Text Adventure Benchmarks Revisited
Spoiler Alert: They Still Suck
In April, I wrote about a custom text adventure benchmark (ala Zork) I created for AI agents (LLM + scaffold).
To refresh, here is the first part of the domain description from that post:
Hand-crafted dungeon comprised of 10 connected rooms, 8 takeable objects, and 11 fixed but interactable/informational objects.
The first central puzzle is spatial/navigational. The player must find a handle in one room that fits into a crank in another room, and rotate it to rotate a centrally-located rotating room that only has two openings in cardinal directions. The openings in the rotating room must align with doorways in adjacent rooms to allow movement between them. In the crank room there is a diagram of the rotating room that updates when the crank is turned and indicates open passages with green or red markers at N/W/S/E on the circle.

I have made significant changes to the scaffolding based on various papers I’ve read. And I’ve tested up to Claude Opus 4.8. I was going to test with Fable, but you can probably guess what happened there.
The agents all struggle terribly with the initial central puzzle, which probably is the hardest in the entire domain. They fail in a number of different ways, depending on the trial:
They have a locality bias, so they often confuse the information diagram on the wall with the target of the puzzle itself.
Again, because of the locality bias, they often think the mechanism is altering the exit topology in the crank room itself, rather than in the rotating room.
When they do make the connection between the crank and the rotating room, they almost never understand that what’s being aligned are the openings with the adjacent exits. When S is green on the diagram, that means the slot on the rotating room has aligned with the doorway in the room to its south. The agents almost always think it should be opening a doorway south from a room it is in, instead of one it’s trying to get to.
They struggle with the basic notion of trial combined with exploration, a necessary behavior in these types of games. Fiddle with a mechanism in one place, then travel around to see what, if anything, changed. And when they do find that something has changed, binding the previous action with the effect is very difficult for them.
If we’re ever going to get artificial scientists, these modes of reasoning will need to be mastered. Right now they can’t even handle what is essentially a toy domain. They need to be able to:
Observe the state of the world
Generate hypotheses based on the state of the world
Take actions that will generate evidence towards confirm or disconfirming one or more hypotheses
Update those hypotheses based on whatever evidence they find
Rinse and repeat
The latest version of my scaffolding does exactly this. It enforces hypothesis generation and updating, a prediction step prior to acting to try to evaluate what the best actions would be to take in order to generate good evidence, the action step, observing any changes, and updating hypotheses. The scaffolding also includes an updatable map that is persisted and read in at every step, and a checkable inventory.
All that enforced framework essentially puts it on rails to think and act like a text adventure solver and more generically like a scientist. But recent models all fail. Or rather, they fail to actually make the correct inferences required to understand the puzzle. Sometimes they actually make it through the rotating room by sheer luck.
Fable is supposed to be better at spatial reasoning. Supposedly, representatives from Anthropic went to the White House today to negotiate redeployment of the model to the public. I guess we’ll see what happens this week.
Another wrinkle I tried, to jostle the agent out of its egocentric frame, under the hypothesis that that was largely responsible for the locality bias, was to try to have the model consider the world state and its own actions from a more third-person omniscient pov. That didn’t really help either.

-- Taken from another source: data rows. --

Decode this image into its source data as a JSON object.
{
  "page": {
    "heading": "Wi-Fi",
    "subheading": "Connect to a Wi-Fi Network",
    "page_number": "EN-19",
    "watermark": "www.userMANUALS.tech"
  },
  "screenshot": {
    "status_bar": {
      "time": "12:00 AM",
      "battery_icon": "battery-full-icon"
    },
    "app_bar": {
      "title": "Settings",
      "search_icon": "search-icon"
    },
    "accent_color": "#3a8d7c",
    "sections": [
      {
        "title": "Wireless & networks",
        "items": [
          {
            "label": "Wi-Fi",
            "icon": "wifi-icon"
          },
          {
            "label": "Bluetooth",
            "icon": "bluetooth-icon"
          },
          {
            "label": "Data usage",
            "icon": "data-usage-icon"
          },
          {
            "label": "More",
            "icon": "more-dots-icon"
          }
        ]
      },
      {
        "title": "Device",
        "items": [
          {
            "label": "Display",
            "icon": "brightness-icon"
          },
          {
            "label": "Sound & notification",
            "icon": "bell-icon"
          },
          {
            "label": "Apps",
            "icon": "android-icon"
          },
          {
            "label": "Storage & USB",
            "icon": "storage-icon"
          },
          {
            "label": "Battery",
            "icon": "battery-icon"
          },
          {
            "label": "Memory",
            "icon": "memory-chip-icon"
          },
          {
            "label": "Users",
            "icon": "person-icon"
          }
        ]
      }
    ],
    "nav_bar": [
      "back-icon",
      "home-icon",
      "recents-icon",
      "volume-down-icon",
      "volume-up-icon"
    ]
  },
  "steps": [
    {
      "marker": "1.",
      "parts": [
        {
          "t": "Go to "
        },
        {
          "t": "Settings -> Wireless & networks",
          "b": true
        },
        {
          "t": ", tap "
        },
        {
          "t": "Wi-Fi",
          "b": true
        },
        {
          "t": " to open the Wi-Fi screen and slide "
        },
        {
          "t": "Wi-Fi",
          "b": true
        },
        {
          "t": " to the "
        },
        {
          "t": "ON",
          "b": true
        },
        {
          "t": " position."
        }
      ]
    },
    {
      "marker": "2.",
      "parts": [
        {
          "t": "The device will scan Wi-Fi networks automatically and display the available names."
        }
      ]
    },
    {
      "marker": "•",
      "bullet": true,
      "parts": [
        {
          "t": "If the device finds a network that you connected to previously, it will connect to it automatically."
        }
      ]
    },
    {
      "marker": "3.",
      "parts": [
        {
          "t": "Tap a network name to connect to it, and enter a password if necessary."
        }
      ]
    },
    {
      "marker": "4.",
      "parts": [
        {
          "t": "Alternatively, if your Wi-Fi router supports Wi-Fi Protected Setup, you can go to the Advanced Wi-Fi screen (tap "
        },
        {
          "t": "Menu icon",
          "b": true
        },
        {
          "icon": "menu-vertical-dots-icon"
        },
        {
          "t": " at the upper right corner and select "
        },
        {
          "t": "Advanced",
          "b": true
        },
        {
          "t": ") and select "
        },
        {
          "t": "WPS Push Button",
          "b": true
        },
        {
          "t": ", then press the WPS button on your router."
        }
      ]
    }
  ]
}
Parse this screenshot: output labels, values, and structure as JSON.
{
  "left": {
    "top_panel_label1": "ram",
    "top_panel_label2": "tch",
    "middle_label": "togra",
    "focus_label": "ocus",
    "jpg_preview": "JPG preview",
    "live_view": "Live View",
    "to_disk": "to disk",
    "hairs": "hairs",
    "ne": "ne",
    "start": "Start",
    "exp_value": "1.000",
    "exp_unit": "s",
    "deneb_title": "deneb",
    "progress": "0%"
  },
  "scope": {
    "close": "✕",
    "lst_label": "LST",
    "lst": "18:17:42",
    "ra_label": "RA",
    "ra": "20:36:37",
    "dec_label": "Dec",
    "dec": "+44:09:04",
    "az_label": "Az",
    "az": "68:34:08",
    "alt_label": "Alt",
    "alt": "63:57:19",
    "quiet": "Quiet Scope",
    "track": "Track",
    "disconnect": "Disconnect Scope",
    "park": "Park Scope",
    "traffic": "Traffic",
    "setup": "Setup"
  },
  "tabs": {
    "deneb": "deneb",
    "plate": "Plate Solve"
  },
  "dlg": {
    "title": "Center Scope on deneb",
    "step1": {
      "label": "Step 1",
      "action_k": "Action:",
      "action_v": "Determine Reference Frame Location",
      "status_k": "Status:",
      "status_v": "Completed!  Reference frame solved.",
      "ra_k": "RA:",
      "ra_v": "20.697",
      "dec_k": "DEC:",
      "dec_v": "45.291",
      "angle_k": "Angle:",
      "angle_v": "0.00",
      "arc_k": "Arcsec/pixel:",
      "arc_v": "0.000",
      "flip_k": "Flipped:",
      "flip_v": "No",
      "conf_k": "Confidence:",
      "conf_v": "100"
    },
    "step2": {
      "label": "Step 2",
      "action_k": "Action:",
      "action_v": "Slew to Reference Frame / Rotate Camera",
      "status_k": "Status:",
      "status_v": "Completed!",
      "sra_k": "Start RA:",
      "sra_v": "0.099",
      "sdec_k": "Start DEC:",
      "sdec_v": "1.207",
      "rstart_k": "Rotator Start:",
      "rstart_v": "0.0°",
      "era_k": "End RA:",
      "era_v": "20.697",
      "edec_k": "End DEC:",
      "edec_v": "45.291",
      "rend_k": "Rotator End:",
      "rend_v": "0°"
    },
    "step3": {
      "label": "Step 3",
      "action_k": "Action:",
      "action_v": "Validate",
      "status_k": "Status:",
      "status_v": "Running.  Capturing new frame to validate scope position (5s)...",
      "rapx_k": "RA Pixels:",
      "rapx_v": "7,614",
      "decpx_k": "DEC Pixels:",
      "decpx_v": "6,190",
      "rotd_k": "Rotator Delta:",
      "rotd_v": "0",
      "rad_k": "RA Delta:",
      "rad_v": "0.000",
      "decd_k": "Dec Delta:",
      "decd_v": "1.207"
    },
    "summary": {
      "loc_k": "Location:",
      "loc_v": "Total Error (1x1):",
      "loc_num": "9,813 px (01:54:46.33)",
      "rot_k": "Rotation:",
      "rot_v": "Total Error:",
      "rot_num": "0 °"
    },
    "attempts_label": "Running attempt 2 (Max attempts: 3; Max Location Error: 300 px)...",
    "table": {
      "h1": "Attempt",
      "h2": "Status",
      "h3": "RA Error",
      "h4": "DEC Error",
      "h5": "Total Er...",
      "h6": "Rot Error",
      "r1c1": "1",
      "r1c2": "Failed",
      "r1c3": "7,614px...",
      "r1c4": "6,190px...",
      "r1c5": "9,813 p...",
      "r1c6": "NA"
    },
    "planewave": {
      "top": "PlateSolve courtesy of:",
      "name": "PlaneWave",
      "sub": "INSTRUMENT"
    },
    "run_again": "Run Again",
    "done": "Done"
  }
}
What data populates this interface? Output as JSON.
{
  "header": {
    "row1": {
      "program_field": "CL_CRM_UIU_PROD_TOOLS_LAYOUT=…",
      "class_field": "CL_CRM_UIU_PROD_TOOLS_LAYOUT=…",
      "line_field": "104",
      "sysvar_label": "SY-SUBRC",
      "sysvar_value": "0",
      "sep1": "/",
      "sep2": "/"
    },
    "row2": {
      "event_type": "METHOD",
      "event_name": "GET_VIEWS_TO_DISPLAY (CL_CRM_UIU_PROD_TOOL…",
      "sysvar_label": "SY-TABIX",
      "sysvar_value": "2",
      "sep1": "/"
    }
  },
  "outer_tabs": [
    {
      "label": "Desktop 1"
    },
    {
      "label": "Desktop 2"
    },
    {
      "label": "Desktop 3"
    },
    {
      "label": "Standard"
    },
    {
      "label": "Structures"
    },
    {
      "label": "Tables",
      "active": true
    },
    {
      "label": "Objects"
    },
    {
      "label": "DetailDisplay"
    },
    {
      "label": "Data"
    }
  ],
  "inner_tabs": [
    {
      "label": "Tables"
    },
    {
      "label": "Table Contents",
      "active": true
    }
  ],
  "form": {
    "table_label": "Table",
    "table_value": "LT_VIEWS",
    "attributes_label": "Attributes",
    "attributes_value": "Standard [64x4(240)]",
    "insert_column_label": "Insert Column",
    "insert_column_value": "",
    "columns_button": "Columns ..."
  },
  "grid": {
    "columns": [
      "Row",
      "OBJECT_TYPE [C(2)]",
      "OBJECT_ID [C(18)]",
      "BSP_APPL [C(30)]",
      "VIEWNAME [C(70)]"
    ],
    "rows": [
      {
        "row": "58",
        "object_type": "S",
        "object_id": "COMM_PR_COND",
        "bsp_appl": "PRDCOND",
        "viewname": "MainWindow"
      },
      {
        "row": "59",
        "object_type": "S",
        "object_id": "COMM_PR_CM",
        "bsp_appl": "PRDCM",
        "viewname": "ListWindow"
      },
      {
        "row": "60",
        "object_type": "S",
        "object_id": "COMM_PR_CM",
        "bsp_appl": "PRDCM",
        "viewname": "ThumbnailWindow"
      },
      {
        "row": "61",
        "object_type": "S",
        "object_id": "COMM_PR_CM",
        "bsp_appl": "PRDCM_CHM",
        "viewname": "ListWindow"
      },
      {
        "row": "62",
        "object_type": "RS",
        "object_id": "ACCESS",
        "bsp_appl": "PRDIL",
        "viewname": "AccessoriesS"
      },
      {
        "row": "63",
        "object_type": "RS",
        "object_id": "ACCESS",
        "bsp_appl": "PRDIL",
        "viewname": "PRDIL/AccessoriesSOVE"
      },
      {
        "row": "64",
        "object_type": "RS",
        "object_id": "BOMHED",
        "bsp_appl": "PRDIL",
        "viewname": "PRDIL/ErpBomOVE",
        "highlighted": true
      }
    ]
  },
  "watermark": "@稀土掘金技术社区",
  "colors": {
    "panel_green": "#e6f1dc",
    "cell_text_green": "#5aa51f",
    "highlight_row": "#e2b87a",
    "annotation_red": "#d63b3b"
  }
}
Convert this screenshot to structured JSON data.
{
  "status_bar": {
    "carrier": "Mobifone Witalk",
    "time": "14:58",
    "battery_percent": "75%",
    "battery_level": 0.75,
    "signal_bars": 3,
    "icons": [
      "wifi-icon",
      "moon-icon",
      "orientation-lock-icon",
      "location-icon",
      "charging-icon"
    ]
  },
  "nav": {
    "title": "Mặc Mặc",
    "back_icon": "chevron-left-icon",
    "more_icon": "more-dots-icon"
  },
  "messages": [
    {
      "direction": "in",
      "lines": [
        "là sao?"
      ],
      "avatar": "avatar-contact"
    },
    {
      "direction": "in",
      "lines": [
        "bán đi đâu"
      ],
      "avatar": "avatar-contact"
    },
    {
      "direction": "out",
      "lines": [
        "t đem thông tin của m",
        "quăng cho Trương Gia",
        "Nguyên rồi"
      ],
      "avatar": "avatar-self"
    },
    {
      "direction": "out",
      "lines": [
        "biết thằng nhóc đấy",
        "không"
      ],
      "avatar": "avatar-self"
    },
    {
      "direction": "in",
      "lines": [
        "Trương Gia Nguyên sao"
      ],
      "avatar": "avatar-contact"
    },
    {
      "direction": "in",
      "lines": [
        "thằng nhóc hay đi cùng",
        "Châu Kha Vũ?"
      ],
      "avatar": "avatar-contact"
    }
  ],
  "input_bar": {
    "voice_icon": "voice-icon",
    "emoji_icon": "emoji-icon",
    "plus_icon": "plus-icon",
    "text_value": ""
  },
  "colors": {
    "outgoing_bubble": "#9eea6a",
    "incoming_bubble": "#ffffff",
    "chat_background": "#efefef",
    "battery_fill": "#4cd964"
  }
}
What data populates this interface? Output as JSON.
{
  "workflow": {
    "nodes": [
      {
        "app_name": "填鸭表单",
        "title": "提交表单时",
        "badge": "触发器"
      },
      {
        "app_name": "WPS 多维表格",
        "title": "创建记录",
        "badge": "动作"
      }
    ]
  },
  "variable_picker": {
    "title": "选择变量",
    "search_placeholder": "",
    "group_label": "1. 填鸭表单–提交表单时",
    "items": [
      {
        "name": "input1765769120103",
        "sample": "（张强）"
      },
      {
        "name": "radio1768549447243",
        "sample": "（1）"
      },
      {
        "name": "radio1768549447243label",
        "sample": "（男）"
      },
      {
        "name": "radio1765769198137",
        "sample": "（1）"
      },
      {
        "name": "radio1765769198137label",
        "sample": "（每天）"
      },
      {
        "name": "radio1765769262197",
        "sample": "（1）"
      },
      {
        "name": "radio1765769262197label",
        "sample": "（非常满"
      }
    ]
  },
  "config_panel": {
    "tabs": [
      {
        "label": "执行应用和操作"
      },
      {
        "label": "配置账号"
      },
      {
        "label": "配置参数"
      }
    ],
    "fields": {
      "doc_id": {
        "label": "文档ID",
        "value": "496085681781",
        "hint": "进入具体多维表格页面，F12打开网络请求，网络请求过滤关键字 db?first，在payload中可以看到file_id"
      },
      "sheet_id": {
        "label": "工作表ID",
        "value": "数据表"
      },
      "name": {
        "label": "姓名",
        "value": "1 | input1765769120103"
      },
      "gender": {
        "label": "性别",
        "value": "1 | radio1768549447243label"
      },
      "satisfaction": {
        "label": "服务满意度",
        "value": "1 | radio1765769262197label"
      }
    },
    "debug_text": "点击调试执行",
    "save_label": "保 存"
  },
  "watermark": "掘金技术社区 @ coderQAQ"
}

One by one, the gaps that I though were impeding its ability to perform well in this domain were sealed with additional pieces of scaffolding. I gave it a detailed memory, a helpful framework for thinking and acting the way it needed to, a map utility, and so on. Nothing really helped.
The models, even when embedded in a powerful, tailor-made scaffold, perform poorly at associating non-local and non-sequential causes with effects. In other words, when you fiddle with something, and it affects something in another place and/or time, humans can bind that relationship relatively easily. So far, with many interventions, I cannot get any model to reliably do that.
This might be a function of the tight training feedback loop for predicting the very next token (though I know there’s research showing internal representations of thinking ahead to form rhyming lines in poetry). But there are lots of examples of that kind of thing for poetry in the training data. It’s entirely possible that step-by-step procedural knowledge of non-local causal problem solving is largely absent from the training data. We might need to generate it explicitly for training. I don’t know.
What I do know is that for now I’ve reached what I think is the limit of capacity for this domain, but I think it remains a useful benchmark in an environment of increasingly saturated benchmarks.